My father was very poor when he married my mother. (My affluent maternal grandparents never liked him at the outset of their marriage)
Last Monday, was my late mother's birthday. My late father adored and loved her. Since I was very closed to my father, he would share his courtship story with my mother, how he would sneaked in the back, (kitchen area) while my maternal grandparents were busy playing mahjong. (Mahjong is an Asian game/gambling originated from China. Some people lost their land titles because of the game Mahjong)
The morals of the story is: The love of my father to my mother. His loyalty and commitment to her. My father was extremely faithful to my mother. Despite of his business success, he never cheated on my mother. He would travel in many places, and I would hear stories after their trips, (from his business associates) how my father avoided "pretty girls" in the night clubs they visited after business meetings. He drinks but never "womanized". Interestingly, my father was an extremely "no nonsense person", always serious about things, but when drunk, my father was extremely happy and share his stories of love and courtship with my mother. How he loved her. I heard this from him a thousand times. My father's devotion to my mother was worthy of emulation. My late brother and I were the opposite. We "played" too much while young. I think our parents spoiled us. (though they were tougher on me compared to my late brother; I have reasons to believe, that the toughness and discipline of my father saved my life.)

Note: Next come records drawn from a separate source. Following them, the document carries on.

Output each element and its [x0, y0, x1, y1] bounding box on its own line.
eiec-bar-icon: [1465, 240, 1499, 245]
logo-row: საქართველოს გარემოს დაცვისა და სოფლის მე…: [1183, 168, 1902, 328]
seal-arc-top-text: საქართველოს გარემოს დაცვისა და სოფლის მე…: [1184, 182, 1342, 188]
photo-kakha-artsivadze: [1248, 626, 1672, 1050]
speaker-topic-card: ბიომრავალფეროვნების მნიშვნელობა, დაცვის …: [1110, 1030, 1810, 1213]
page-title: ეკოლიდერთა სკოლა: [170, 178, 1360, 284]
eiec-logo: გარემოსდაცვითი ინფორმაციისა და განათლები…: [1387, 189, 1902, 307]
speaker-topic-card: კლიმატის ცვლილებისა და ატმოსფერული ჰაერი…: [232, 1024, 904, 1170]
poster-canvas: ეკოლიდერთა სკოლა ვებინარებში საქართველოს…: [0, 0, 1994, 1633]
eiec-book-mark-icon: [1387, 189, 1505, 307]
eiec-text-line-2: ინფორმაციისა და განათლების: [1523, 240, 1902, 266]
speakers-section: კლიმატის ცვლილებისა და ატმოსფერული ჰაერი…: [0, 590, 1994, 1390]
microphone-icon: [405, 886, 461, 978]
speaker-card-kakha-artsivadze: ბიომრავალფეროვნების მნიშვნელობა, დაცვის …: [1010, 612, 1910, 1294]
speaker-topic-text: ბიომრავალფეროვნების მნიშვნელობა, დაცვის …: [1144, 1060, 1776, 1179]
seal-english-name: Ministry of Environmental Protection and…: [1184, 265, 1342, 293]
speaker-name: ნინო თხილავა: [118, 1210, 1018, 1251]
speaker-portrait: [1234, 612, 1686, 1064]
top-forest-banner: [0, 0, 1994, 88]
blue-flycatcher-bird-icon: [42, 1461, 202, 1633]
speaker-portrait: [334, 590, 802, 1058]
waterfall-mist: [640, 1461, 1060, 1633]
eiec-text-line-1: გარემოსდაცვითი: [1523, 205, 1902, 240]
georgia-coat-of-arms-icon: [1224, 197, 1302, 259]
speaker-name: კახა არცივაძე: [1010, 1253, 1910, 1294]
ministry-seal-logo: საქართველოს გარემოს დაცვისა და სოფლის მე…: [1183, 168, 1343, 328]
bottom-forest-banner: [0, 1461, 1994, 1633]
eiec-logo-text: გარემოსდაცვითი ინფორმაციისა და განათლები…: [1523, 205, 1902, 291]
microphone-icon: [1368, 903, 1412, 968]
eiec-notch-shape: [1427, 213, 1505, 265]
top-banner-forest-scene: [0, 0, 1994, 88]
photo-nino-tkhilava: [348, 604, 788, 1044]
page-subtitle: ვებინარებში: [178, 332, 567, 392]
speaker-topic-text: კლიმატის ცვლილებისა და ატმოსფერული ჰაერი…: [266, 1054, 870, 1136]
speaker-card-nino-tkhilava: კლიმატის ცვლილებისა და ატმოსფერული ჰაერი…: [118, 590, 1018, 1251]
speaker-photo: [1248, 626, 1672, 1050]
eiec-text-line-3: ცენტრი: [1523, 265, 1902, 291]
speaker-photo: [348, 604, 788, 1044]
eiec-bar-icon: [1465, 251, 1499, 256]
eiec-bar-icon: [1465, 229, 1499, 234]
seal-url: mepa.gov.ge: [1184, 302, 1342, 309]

My awakening from sins, was my saving grace. Not only with my relationship with others, but specially my relationship with God.
If we acknowledged our sinfulness and unworthiness to God, He will be merciful to us.
It is not too late to do the right things for God and others. Many people are suffering from poverty and deprivation. We have a moral responsibility to help them. If we helped them, they will know through our examples the GOODNESS of the LORD, when we help others we GLORIFY GOD.